Riwayat Ibn Ishaq di atas menyebutkan Abdullah, ayah Rasulullah Saw, adalah anak paling kecil Abdul Muthalib. Tentu hal ini tidak sejalan dengan riwayat yang shahih bahwa Hamzah sebenarnya lebih muda dari Abdullah. Bahkan kelahirannya tidak jauh berbeda dengan kelahiran Rasulullah Saw. Karena Hamzah pernah menyusu kepada Tsuwaibah, mantan budak perempuan Abu Lahab, tidak lama sebelum Rasulullah Saw. lalu al-Abbas lebih muda dari Hamzah. Namun, secara umum, para penulis sirah nabawiyyah sepakat bahwa Abdul Muthalib pernah bernadzar akan menyembelih salah seorang anaknya dan undian jatuh kepada Adullah. Adapun latar belakang nadzarnya wallâhu a‘lam.

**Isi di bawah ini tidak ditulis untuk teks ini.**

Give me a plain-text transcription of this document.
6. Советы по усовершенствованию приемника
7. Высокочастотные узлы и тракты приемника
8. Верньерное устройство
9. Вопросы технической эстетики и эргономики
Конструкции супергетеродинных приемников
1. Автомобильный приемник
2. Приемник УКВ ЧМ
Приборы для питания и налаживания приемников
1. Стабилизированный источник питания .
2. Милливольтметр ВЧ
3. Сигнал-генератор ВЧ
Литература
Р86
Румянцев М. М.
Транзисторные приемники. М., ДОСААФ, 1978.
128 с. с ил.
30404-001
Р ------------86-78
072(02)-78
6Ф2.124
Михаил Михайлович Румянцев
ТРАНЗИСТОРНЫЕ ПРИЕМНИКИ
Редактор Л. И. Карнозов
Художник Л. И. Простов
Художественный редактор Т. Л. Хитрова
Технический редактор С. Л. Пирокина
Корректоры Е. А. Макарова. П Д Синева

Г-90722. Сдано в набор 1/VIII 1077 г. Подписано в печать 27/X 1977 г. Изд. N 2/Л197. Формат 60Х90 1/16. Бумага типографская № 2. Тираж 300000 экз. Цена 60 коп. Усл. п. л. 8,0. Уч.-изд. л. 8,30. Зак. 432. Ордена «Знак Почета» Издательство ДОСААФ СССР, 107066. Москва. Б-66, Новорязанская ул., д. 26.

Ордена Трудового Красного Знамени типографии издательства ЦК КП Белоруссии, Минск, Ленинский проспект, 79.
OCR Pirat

Abdul Muthalib, selain mempunyai sepuluh anak laki-laki, mempunyai enam anak perempuan. Yaitu Shafiyyah, Ummu Hakim al-Baidha, Atikah, Umaimah, Arwa, dan Barrah. Seluruh putra-putri Abdul Muthalib adalah 16 orang dari tiga ibu. Yaitu pertama, Natilah binti Jinab melahirkan Abbas dan Dhirar. Kedua, Halah binti Wuhaib yang melahirkan Shafiyyah, Hamzah, Hajl dan Muqawwam. Ketiga, Fathimah binti Amr yang melahirkan Abdullah, Abu Thalib, al-Harits, al-Zubair, Abu Lahab, Ummu Hakim, Atikah, Umaimah, Arwa, dan Barrah.

Dalam bait syair Aminah, Nabi Ibrahim disebur dengan Ibraham. Hal ini karena kata Ibrahim dapat dibaca dengan enam bacaan. Yaitu ibrâhîm (إبراهيم), ibrâhâm(إبراهام), ibrâhûm (إبراهوم), ibrâhim (إبراهِم), ibrâham (إبراهَم), dan ibrâhum (إبراهُم).